Santana has been on an upswing of late, hitting .282 with a .402 on-base percentage, eight home runs, 10 doubles and 27 RBIs in his last 47 games, entering Thursday. In his previous 67 games, the catcher hit .219 with a .336 OBP, five homers, 12 doubles and 29 RBIs for Cleveland.

The catcher's recent improvement, however, has done little to help the team's place in the standings.

"The team is in a bad situation," Santana said. "But I'll be all right. I'll be giving everything 100 percent."

Smoke signals

• Indians manager Manny Acta was pleased with what he saw from rookie right-hander Corey Kluber in Wednesday's 8-4 loss to the A's. Kluber gave up four runs (three earned) in six innings, ending with seven strikeouts and no walks. Acta felt it was a step in the right direction for Kluber, who has a 2.25 ERA over his last three starts.

"It's very encouraging to see the way Corey threw the ball," Acta said. "That's what this is all about. Take a look at these guys, see how much progress they make, and if they can make a contribution here going forward. He pounded the strike zone and was very aggressive."

• Cleveland has not fared well in afternoon games this season. Entering Thursday's 12:05 p.m. ET tilt with Oakland, the Indians were just 16-30 (.348 winning percentage) in day games this season. That was the second-lowest winning percentage (Kansas City, .333) in day games this season for an American League club.

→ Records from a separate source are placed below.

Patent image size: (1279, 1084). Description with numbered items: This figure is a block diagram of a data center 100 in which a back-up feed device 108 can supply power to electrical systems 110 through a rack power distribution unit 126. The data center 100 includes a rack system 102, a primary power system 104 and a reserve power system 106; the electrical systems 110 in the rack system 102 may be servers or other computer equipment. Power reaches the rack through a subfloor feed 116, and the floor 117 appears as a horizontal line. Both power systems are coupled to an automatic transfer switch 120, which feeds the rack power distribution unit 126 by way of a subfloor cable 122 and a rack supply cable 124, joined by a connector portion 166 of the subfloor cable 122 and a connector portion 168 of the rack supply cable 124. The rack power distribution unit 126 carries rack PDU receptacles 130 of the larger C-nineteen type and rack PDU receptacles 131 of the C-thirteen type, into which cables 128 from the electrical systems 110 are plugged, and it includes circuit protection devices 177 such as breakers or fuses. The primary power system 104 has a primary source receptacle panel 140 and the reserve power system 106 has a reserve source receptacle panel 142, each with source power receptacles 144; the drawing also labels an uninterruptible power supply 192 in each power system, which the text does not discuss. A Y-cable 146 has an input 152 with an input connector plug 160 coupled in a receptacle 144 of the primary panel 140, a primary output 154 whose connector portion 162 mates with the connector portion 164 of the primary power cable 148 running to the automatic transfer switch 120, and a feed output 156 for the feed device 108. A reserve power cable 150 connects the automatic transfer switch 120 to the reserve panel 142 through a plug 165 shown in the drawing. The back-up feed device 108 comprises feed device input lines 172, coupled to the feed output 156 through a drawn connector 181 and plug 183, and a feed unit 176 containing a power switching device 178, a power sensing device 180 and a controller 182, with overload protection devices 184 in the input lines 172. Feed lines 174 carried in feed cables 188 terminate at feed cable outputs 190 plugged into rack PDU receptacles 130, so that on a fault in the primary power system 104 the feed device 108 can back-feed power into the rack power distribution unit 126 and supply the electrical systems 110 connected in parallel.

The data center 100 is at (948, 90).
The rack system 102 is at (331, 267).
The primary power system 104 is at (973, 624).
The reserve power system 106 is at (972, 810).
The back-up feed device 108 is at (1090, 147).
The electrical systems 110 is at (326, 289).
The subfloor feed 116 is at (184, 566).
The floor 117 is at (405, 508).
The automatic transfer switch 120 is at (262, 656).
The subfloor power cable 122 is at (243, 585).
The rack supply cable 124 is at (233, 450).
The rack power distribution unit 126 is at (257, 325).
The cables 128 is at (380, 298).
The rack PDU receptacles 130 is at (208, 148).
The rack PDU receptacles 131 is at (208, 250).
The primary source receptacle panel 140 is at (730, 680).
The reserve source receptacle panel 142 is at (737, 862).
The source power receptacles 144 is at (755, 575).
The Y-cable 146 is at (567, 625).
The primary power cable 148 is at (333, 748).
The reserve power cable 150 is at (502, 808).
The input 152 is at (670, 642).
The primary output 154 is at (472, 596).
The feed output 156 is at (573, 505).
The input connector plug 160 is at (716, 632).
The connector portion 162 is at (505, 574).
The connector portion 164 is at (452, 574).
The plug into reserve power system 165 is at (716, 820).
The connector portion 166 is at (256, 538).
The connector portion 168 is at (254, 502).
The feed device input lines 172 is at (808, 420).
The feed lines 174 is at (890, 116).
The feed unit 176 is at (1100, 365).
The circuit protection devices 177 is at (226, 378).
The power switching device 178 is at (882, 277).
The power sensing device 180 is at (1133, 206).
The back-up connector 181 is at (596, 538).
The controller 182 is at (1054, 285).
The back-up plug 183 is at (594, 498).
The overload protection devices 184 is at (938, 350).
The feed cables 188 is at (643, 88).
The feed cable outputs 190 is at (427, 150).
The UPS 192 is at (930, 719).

• Indians rookie reliever Cody Allen cruised through his first 12 Major League appearances (13 2/3 innings) without allowing a run (earned or unearned). In his last three outings (four innings), however, the young right-hander has given up four earned runs.

Quote to note
"It's really hard right now to be playing like that, losing every day. There's nothing to lose now. We've just got to go about it every day, try to win each game, and try the best we can for the city and for the fans."